Westboro Baptist Church protests at Northwestern's Hillel

    A WBC protester is met by students at the corner of Foster Street and Sheridan Road. Photo by Emily Chow / North by Northwestern.

    Four members of the Westboro Baptist Church gathered on Wednesday on the corner of Foster Street and Sheridan Road for half an hour to protest Northwestern’s Fiedler Hillel. This protest, brought on by the Jewish New Year, Rosh Hashanah, also included stabs at homosexuals, President Obama and Americans in general.

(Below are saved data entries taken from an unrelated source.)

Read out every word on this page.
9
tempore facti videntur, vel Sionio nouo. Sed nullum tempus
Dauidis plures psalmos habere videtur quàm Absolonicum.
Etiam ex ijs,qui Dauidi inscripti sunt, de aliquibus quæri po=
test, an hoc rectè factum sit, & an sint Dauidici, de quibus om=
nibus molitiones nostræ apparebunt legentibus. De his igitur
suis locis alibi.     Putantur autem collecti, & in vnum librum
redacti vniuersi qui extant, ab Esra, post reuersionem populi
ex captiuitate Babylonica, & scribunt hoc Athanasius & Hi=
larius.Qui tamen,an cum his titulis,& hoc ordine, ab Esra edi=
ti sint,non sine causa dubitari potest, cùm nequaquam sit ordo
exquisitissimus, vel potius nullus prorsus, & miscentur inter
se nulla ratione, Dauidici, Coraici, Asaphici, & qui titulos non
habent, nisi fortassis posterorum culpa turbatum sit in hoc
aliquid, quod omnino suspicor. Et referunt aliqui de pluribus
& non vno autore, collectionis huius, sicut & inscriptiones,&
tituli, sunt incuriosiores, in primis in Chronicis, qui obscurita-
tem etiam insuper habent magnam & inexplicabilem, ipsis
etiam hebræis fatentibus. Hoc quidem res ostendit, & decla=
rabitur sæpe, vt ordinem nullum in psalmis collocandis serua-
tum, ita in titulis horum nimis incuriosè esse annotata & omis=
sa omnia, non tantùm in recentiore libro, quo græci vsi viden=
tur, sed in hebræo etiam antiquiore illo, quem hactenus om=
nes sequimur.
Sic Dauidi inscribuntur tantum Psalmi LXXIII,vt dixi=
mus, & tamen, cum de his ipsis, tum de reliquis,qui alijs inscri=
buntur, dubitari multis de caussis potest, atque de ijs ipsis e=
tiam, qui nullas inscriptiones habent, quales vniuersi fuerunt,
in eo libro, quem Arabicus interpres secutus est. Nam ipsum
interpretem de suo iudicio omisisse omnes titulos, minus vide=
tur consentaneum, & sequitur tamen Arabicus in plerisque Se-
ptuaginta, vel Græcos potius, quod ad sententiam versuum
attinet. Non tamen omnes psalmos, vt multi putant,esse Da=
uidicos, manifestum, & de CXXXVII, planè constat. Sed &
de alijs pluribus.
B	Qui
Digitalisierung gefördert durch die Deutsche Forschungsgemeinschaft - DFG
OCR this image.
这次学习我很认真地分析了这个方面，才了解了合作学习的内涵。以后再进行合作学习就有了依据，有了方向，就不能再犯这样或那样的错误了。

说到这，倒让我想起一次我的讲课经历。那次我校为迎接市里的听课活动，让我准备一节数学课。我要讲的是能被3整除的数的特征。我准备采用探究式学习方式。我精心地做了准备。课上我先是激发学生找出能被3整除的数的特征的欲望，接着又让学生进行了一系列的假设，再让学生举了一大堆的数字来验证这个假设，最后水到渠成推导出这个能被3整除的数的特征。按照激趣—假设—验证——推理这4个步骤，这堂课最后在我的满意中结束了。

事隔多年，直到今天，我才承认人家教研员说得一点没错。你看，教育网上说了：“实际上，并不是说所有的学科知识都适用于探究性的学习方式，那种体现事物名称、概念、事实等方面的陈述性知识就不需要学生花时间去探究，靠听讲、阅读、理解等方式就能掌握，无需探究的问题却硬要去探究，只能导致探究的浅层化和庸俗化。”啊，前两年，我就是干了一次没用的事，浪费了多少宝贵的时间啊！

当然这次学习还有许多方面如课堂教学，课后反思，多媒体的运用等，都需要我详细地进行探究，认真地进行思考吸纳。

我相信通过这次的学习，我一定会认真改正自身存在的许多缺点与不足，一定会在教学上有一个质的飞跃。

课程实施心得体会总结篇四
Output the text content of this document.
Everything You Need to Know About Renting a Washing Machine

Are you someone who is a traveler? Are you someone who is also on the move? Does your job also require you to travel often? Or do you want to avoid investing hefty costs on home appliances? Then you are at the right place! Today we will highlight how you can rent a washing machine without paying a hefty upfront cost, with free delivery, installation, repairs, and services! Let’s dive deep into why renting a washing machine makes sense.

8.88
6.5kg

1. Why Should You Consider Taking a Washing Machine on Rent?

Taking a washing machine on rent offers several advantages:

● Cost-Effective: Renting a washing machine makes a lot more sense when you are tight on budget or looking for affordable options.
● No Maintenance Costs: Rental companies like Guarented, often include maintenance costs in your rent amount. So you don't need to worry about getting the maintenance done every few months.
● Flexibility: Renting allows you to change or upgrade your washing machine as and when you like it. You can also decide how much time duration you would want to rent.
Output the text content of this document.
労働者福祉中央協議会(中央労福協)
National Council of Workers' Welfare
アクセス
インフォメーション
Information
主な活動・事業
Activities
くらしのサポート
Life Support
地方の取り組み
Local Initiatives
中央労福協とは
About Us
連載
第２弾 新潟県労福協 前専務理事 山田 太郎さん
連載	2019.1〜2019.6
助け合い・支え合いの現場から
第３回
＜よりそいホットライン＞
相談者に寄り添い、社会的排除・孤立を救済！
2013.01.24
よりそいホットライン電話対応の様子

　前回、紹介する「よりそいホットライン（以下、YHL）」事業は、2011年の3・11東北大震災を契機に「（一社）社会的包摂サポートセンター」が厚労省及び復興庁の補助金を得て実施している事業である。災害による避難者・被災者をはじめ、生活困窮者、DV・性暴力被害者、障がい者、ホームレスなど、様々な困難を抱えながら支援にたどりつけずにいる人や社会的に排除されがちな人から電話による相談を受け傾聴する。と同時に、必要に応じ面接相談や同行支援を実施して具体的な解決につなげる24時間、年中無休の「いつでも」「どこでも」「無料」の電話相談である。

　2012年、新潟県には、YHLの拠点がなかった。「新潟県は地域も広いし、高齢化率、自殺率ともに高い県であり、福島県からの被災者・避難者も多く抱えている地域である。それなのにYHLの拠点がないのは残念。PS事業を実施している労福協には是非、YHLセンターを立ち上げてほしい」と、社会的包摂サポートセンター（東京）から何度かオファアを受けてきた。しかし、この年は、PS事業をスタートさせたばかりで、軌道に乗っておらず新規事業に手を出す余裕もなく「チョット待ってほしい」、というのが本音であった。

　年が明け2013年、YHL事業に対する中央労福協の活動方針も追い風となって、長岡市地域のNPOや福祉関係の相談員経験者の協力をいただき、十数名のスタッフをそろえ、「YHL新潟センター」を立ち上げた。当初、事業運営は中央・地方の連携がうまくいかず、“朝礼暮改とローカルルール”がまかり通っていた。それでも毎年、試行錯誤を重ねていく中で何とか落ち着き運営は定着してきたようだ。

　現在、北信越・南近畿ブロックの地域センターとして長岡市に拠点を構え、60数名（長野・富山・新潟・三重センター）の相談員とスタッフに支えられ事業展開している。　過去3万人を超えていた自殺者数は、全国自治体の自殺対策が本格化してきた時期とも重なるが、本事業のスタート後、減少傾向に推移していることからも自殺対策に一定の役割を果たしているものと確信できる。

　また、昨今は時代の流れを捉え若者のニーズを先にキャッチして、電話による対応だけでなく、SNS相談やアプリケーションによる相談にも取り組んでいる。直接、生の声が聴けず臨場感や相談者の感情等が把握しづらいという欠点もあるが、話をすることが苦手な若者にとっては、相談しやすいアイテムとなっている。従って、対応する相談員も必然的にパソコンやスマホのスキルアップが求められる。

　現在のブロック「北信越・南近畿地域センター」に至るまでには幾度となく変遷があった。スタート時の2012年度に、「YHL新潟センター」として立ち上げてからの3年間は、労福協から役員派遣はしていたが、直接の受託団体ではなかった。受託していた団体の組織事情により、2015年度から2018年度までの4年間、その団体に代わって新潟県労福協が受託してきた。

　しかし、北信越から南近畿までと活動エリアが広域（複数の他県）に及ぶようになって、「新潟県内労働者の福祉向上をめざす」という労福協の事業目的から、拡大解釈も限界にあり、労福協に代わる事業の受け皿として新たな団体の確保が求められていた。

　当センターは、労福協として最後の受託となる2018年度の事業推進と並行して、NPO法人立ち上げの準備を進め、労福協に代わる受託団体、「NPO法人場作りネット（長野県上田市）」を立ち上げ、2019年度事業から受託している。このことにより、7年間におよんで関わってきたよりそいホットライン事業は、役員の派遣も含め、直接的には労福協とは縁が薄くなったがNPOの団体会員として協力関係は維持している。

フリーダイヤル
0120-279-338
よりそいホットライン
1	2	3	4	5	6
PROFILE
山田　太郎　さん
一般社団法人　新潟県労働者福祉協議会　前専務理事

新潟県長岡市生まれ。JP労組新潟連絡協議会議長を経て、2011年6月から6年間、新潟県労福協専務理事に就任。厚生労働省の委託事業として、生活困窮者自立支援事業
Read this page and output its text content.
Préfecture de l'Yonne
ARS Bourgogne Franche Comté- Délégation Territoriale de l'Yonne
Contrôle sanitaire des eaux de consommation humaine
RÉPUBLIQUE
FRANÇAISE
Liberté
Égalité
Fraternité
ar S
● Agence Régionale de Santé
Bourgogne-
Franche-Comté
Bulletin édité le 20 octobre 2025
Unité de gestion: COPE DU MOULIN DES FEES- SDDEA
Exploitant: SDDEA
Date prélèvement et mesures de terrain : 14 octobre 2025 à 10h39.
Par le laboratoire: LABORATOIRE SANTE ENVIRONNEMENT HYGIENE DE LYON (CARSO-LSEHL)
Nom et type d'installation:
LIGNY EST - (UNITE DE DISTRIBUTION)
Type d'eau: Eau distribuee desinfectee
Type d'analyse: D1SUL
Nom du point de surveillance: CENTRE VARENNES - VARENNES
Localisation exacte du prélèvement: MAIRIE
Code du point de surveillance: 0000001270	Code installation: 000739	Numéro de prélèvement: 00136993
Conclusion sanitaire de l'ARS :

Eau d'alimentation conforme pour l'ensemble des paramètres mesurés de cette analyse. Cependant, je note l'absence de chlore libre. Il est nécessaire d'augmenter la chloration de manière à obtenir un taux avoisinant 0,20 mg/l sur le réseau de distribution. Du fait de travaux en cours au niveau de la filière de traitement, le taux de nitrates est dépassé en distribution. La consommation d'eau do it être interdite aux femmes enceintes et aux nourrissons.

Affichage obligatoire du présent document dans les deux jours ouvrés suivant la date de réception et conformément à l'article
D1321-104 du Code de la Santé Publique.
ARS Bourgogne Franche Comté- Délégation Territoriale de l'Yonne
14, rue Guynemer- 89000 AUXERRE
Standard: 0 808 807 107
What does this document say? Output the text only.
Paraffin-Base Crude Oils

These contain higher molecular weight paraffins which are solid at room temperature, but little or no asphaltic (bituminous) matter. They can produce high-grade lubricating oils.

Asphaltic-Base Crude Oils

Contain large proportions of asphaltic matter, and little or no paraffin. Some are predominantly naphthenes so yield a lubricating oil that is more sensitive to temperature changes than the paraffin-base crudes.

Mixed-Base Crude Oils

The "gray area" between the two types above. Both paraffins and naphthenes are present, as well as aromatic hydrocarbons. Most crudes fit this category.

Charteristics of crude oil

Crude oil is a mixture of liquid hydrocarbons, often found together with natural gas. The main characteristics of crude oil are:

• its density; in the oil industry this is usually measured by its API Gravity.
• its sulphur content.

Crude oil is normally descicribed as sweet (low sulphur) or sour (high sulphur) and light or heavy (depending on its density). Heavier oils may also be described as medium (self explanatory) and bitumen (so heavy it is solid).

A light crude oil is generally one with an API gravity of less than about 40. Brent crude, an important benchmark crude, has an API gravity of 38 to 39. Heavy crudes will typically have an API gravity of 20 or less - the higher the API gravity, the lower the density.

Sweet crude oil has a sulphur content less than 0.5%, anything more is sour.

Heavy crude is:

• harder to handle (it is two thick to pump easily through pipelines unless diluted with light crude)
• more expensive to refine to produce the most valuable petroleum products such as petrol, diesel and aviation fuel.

    According to a press release faxed to Hillel from the Kansas-based church, the protest was one of five stops the group made in the area on Wednesday. Other locations included the Illinois Holocaust Museum in Skokie and the Israel Consulate in Chicago. The press release was filled with quotations from the Bible and a statement saying, “WBC is looking for the good figs among the Christ-rejecting hypocrites.”

    The group held several signs, with such slogans as, “Your rabbi is a whore” and “Mourn for your sins.” They sang parodies of famous songs, including “Hey Jew,” based off the Beatles’ “Hey Jude,” and a remake of “God Bless America” called “God Hates America.”

    WBC also protested Hillel on July 19, and Michael Simon, Hillel’s new executive director, expected the two events to be almost identical. Before both protests, he sent an email to his community to discourage engaging the protesters.

    “They’re looking to be taunted and engaged and we don’t want to give them that satisfaction,” Simon said. “They picked Rosh Hashanah obviously as a symbolic date. It’s part of their sick tactics.”

    Before Wednesday’s protest, which he described as “repugnant” and “ludicrous,” Simon said he did not expect many people to witness it. He was pleasantly surprised when a group of Northwestern students and Evanston residents gathered to combat the hateful protest with songs of love and signs of hope.

    Ryan Odom, a student at University of Illinois at Chicago, followed the WBC protesters around all day with signs promoting tolerance and ignited a counter-protest at Hillel. He gave two extra signs to onlookers. Soon, dozens of students were singing, hugging, laughing and blocking the WBC protesters from the street.

    Odom is not Jewish, but he did not see that as a factor in his counter-protest. “I wanted the people that they’re targeting — in this case, Jews — and passers-by to see that there’s more love in this world than there is hate,” he said.

    The protesters continued on, occasionally laughing at students and yelling at drivers on Sheridan Road and the crowd. One protester shouted, “take off your clown suit and put on your ‘Obey!’” to a rabbi wearing a yarmulke, but both he and the crowd ignored her.

    After 25 minutes, the protest quieted down and the members of the WBC left quickly, moving on to a protest at Rosh Hashanah services at Evanston Township High School. Simon took their parting as an opportunity to address the onlookers.

    “This is going to make our New Year very special,” he said. “That [protest] means nothing to us, this [community] means everything.”